2. The picture search method of claim 1, wherein, The step of determining the intermediate matrix based on the dimensional feature set includes: The elements of the intermediate matrix are obtained by processing the dimensional feature set using an intermediate matrix transformation formula; the intermediate matrix transformation formula includes: wherein is the element of the intermediate matrix in the i-th row and k-th column; is the i-th element in the set of dimension features; is the kth element in the set of dimension features; It is the m-th element in the set of dimensional features; D is the set of dimensional features.

3. The image search method as described in claim 2, characterized in that, The step of obtaining the smoothing factor, and determining the element weight matrix of the specified dimension based on the intermediate matrix and the smoothing factor, includes: The element weight matrix is ​​obtained by processing the intermediate matrix and the smoothing factor using a weight matrix transformation formula; the weight matrix transformation formula includes: Wherein, W is the element weight matrix; J is a p×p identity matrix; α is the smoothing factor; R is the intermediate matrix, which is a p×p matrix; p is the number of elements in the dimensional feature set; I is a column vector in which all elements are 1.

4. The image search method as described in claim 1, characterized in that, The step of obtaining the second search result of the image to be searched based on the fitted features includes: The fitted features are normalized to generate normalized fitted features; The second search result that matches the normalized fitted features is retrieved from the image database.
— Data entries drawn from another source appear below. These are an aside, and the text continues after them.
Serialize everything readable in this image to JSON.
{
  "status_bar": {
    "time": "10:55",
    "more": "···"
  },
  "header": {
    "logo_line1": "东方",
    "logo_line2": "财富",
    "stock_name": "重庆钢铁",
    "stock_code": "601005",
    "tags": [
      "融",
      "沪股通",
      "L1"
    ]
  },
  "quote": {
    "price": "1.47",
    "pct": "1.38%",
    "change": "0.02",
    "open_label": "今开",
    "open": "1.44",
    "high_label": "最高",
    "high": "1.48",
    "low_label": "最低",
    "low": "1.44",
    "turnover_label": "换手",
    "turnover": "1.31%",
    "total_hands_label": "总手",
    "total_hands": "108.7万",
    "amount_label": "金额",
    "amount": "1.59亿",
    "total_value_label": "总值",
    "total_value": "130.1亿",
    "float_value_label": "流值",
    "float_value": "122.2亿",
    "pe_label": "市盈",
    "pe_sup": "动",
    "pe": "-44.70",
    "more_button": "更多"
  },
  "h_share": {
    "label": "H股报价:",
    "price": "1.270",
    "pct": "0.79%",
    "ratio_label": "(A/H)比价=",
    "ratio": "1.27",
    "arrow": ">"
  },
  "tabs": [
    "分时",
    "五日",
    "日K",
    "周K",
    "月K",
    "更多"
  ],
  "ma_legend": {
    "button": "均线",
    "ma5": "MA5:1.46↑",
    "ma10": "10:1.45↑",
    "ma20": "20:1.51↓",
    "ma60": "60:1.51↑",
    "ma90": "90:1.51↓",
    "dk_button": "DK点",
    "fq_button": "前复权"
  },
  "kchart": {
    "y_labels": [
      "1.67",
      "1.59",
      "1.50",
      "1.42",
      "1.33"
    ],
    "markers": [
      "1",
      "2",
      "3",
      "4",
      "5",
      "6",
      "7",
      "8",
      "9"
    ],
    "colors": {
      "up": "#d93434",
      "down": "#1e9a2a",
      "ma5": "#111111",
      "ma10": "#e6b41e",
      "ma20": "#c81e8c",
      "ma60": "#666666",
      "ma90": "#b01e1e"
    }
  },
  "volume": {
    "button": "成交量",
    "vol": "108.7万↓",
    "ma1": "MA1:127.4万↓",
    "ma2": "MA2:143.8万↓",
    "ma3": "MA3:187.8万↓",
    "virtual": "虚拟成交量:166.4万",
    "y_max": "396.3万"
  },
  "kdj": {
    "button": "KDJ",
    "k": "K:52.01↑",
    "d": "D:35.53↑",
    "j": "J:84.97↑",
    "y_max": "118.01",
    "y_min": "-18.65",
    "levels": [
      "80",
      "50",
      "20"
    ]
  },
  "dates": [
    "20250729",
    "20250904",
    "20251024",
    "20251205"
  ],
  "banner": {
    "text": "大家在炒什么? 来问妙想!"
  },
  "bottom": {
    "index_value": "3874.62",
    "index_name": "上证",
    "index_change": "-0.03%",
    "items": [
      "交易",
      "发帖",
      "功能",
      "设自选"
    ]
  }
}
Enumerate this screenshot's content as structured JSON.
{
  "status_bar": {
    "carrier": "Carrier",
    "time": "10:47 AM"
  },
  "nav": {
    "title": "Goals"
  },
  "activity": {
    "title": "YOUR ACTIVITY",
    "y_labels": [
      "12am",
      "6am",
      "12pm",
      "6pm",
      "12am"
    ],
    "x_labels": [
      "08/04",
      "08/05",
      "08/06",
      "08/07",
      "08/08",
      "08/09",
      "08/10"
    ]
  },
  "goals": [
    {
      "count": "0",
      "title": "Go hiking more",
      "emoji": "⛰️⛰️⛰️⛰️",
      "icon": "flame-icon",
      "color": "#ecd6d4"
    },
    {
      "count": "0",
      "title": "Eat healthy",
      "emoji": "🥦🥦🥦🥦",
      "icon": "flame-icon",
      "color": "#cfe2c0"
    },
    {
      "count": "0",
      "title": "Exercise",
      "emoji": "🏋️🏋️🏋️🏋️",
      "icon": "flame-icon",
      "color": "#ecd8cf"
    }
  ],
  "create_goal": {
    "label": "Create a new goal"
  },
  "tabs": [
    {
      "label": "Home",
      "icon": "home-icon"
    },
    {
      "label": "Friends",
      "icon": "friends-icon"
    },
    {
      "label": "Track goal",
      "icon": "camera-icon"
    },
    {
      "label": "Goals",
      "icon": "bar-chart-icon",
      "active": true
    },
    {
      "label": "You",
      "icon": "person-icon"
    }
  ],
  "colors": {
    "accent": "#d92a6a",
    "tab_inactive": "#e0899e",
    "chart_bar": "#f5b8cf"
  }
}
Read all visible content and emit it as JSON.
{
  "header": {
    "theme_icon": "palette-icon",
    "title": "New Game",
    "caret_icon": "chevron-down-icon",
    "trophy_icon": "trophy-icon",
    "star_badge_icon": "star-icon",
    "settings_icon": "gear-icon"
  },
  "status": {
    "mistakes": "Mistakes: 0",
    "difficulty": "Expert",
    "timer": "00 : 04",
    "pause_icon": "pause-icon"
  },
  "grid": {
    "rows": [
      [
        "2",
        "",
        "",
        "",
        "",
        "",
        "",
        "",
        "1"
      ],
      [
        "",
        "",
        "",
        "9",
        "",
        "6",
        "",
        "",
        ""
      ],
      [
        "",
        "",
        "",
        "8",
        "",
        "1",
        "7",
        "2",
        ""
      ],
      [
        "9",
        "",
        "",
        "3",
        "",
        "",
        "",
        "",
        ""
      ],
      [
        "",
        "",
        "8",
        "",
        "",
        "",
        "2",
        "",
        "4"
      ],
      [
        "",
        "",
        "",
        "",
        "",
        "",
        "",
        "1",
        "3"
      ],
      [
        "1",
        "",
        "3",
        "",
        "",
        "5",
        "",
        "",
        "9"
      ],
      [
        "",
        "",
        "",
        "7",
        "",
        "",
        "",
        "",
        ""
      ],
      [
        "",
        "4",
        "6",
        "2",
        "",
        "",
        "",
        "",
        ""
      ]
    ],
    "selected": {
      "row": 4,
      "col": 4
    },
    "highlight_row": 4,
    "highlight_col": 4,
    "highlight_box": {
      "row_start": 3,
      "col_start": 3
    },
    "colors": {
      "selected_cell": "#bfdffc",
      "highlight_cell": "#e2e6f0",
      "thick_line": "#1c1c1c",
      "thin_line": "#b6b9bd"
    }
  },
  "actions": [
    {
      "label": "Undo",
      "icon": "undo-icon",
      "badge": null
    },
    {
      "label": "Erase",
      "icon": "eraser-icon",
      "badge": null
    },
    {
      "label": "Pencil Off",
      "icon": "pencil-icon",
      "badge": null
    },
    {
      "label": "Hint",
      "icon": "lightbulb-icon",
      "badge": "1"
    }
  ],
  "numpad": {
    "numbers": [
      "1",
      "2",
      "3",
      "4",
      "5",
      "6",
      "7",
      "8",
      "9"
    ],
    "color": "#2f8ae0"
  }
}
5. An image search device, characterized in that, include: The first feature extraction module is used to acquire the image to be searched and extract the target features of the target object from the image to be searched. A first search module is used to find a first search result that matches the target feature from an image database; the first search result includes a plurality of first images; the target similarity between the first image and the image to be searched is greater than a preset threshold. The second feature extraction module is used to extract multidimensional features from each first image and form a first feature set based on the target feature and all the multidimensional features; wherein the target feature and the multidimensional features have the same dimension. The feature fitting module is used to fit the features of each dimension in the first feature set to obtain the fitted features of the target object. The second search module is used to obtain the second search result of the image to be searched based on the fitted features; The feature fitting module includes: The dimension feature set acquisition unit is used to acquire a dimension feature set of a specified dimension from the first feature set; Determine intermediate matrix units, used to determine intermediate matrices based on the set of dimensional features; Determine the weight matrix unit to obtain the smoothing factor, and determine the element weight matrix of the specified dimension based on the intermediate matrix and the smoothing factor; A dimension fitting feature unit is defined, which is used to determine the dimension fitting feature of the specified dimension based on the dimension feature set and the element weight matrix.

6. The image search device as described in claim 5, characterized in that, The second search module includes: A normalization unit is used to normalize the fitted features and generate normalized fitted features; A secondary search unit is used to find a second search result that matches the normalized fitted features from the image database.

7. A computer device comprising a memory, a processor, and computer-readable instructions stored in the memory and executable on the processor, characterized in that, When the processor executes the computer-readable instructions, it implements the image search method as described in any one of claims 1 to 4.

8. One or more readable storage media storing computer-readable instructions, which, when executed by one or more processors, cause the one or more processors to perform the image search method as described in any one of claims 1 to 4.